Natürlich haben die beiden Abiturienten auch verfolgt, wie der 17-jährige Simon Schräder aus Münster bei der Schulministerin nachfragte, welche Aufgaben in den Prüfungen enthalten sind. Davon halten Kevin und Jonas allerdings wenig. „Die Aktion fand´ ich total sinnlos“, meint Kevin und Jonas fügt hinzu: „Man sollte lieber lernen, anstatt das so kurz vorher noch zu versuchen.“

Für die beiden Abiturienten gilt in den kommenden Wochen: Vor der Prüfung ist nach der Prüfung. Nach den drei Klausuren steht Mitte Mai noch die mündliche Prüfung an. Jonas hat diese im Fach Geschichte, bei Kevin ist es das Fach Erdkunde. Bisher ist jedoch auch dort von Nervosität bei den beiden keine Spur. Schließlich seien sie im Unterricht darauf bestens vorbereitet worden. „Wir haben die Situation öfter durchgespielt. Außerdem ist Erdkunde ein Fach, in dem man viele Themen gut ausführen kann“, sagt Kevin.

Jonas hat sich auf eine besondere Art und Weise auf die mündliche Prüfung vorbereitet. Er konnte im vergangenen Jahr als Zuhörer bei zwei Prüfungen dabei sein. Vorrausetzung war allerdings, dass auch bei seiner Prüfung ein Schüler, der im kommenden Jahr sein Abitur macht, dabei sein darf. Für Jonas ist das kein Problem. „Ich rede sowieso gerne“, sagt er.

Sollten seine Noten nicht seinen Erwartungen entsprechen, würde der 18-Jährige freiwillig in eine mündliche Nachprüfung gehen. Daran ist jedoch vor allem eine Wette mit seinen älteren Schwestern schuld, die er bereits in der achten Klasse abschloss. „Ich habe gewettet, dass ich einen besseren Abiturdurchschnitt haben werde“, sagt er. Es gilt den Schnitt von 2,0 zu schlagen. Ob er das schafft, wird sich zeigen.

Abi nach zwölf Jahren: Hetzerei

Doch nicht nur das Pauken für die Prüfungen steht für die beiden in diesen Tagen im Vordergrund. Jonas und Kevin sind Stufensprecher und organisieren den Abiball und die Abizeitung. „Da hat man viel zu tun, aber wenn man ein gutes Komitee hat, dann geht das“, sagt Kevin.

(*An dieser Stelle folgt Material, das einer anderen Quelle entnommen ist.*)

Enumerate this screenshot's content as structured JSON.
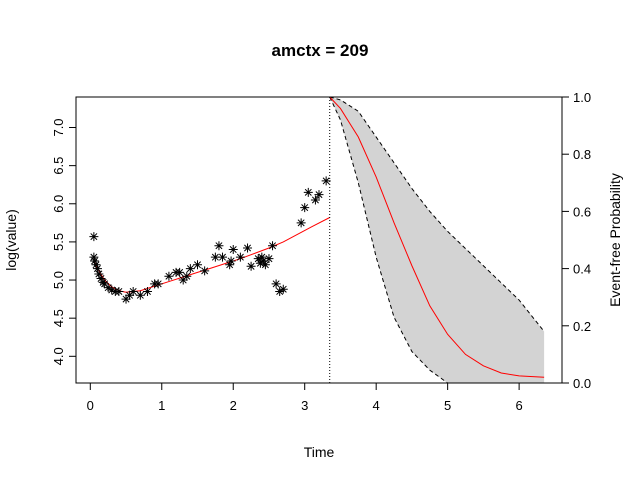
{
  "chart_data": {
    "type": "scatter",
    "title": "amctx = 209",
    "xlabel": "Time",
    "ylabel_left": "log(value)",
    "ylabel_right": "Event-free Probability",
    "xlim": [
      -0.2,
      6.6
    ],
    "ylim_left": [
      3.65,
      7.4
    ],
    "ylim_right": [
      0.0,
      1.0
    ],
    "x_ticks": [
      0,
      1,
      2,
      3,
      4,
      5,
      6
    ],
    "y_left_ticks": [
      4.0,
      4.5,
      5.0,
      5.5,
      6.0,
      6.5,
      7.0
    ],
    "y_right_ticks": [
      0.0,
      0.2,
      0.4,
      0.6,
      0.8,
      1.0
    ],
    "landmark_time": 3.35,
    "observations": {
      "marker": "asterisk",
      "points": [
        [
          0.05,
          5.57
        ],
        [
          0.05,
          5.3
        ],
        [
          0.06,
          5.25
        ],
        [
          0.08,
          5.2
        ],
        [
          0.1,
          5.15
        ],
        [
          0.12,
          5.08
        ],
        [
          0.15,
          5.02
        ],
        [
          0.18,
          4.97
        ],
        [
          0.2,
          4.95
        ],
        [
          0.25,
          4.9
        ],
        [
          0.3,
          4.87
        ],
        [
          0.35,
          4.85
        ],
        [
          0.4,
          4.85
        ],
        [
          0.5,
          4.75
        ],
        [
          0.55,
          4.8
        ],
        [
          0.6,
          4.85
        ],
        [
          0.7,
          4.8
        ],
        [
          0.8,
          4.85
        ],
        [
          0.9,
          4.95
        ],
        [
          0.95,
          4.95
        ],
        [
          1.1,
          5.05
        ],
        [
          1.2,
          5.1
        ],
        [
          1.25,
          5.1
        ],
        [
          1.3,
          5.0
        ],
        [
          1.35,
          5.05
        ],
        [
          1.4,
          5.15
        ],
        [
          1.5,
          5.2
        ],
        [
          1.6,
          5.12
        ],
        [
          1.75,
          5.3
        ],
        [
          1.8,
          5.45
        ],
        [
          1.85,
          5.3
        ],
        [
          1.95,
          5.2
        ],
        [
          1.97,
          5.25
        ],
        [
          2.0,
          5.4
        ],
        [
          2.1,
          5.3
        ],
        [
          2.2,
          5.42
        ],
        [
          2.25,
          5.18
        ],
        [
          2.35,
          5.28
        ],
        [
          2.38,
          5.22
        ],
        [
          2.4,
          5.3
        ],
        [
          2.42,
          5.25
        ],
        [
          2.45,
          5.2
        ],
        [
          2.5,
          5.28
        ],
        [
          2.55,
          5.45
        ],
        [
          2.6,
          4.95
        ],
        [
          2.65,
          4.85
        ],
        [
          2.7,
          4.88
        ],
        [
          2.95,
          5.75
        ],
        [
          3.0,
          5.95
        ],
        [
          3.05,
          6.15
        ],
        [
          3.15,
          6.05
        ],
        [
          3.2,
          6.12
        ],
        [
          3.3,
          6.3
        ]
      ]
    },
    "longitudinal_fit": {
      "color": "#ff0000",
      "x": [
        0.05,
        0.1,
        0.2,
        0.3,
        0.4,
        0.5,
        0.7,
        0.9,
        1.1,
        1.3,
        1.5,
        1.7,
        1.9,
        2.1,
        2.3,
        2.5,
        2.7,
        2.9,
        3.1,
        3.35
      ],
      "y": [
        5.25,
        5.15,
        5.0,
        4.91,
        4.86,
        4.84,
        4.86,
        4.92,
        4.98,
        5.04,
        5.1,
        5.16,
        5.22,
        5.28,
        5.35,
        5.42,
        5.5,
        5.6,
        5.7,
        5.82
      ]
    },
    "survival": {
      "line_color": "#ff0000",
      "band_color": "#d3d3d3",
      "x": [
        3.35,
        3.5,
        3.75,
        4.0,
        4.25,
        4.5,
        4.75,
        5.0,
        5.25,
        5.5,
        5.75,
        6.0,
        6.35
      ],
      "est": [
        1.0,
        0.96,
        0.86,
        0.72,
        0.56,
        0.41,
        0.27,
        0.17,
        0.1,
        0.06,
        0.035,
        0.025,
        0.02
      ],
      "lower": [
        1.0,
        0.92,
        0.7,
        0.44,
        0.23,
        0.11,
        0.045,
        0.0,
        0.0,
        0.0,
        0.0,
        0.0,
        0.0
      ],
      "upper": [
        1.0,
        0.99,
        0.95,
        0.86,
        0.77,
        0.68,
        0.6,
        0.53,
        0.47,
        0.41,
        0.35,
        0.29,
        0.18
      ]
    },
    "grid": false
  }
}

Und was möchten die beiden Indestädter nach ihrem Abitur machen? Jonas hat vor, Musik und Chemie auf Lehramt in Siegen zu studieren. Kevin strebt ein Informatikstudium in Aachen an. „Der NC liegt bei 3,9, das sollte machbar sein“, sagt Kevin und beginnt zu lachen.

Viele ihrer Klassenkameraden haben jedoch noch keine konkreten Pläne. Jonas und Kevin vermuten, dass dies mit der verkürzten Schulzeit von zwölf Jahren zusammenhängt. „Viele aus unserer Stufe sind gerade erst 17 geworden. Wenn sie studieren wollen, müssen ihre Eltern mitkommen und unterschreiben“, sagt Jonas.

Die beiden Abiturienten können dem Abitur nach zwölf Jahren nicht allzu viel Gutes abgewinnen. „Wir kennen es zwar nicht anders, aber in der Oberstufe haben die Lehrer schon sehr aufs Tempo gedrückt“, sagt Kevin.

Doch damit ist nun erst einmal Schluss. Nach den Prüfungen wollen die beiden mit ihren Freunden feiern. Im Wintersemester bricht dann ein neuer Lebensabschnitt für sie an.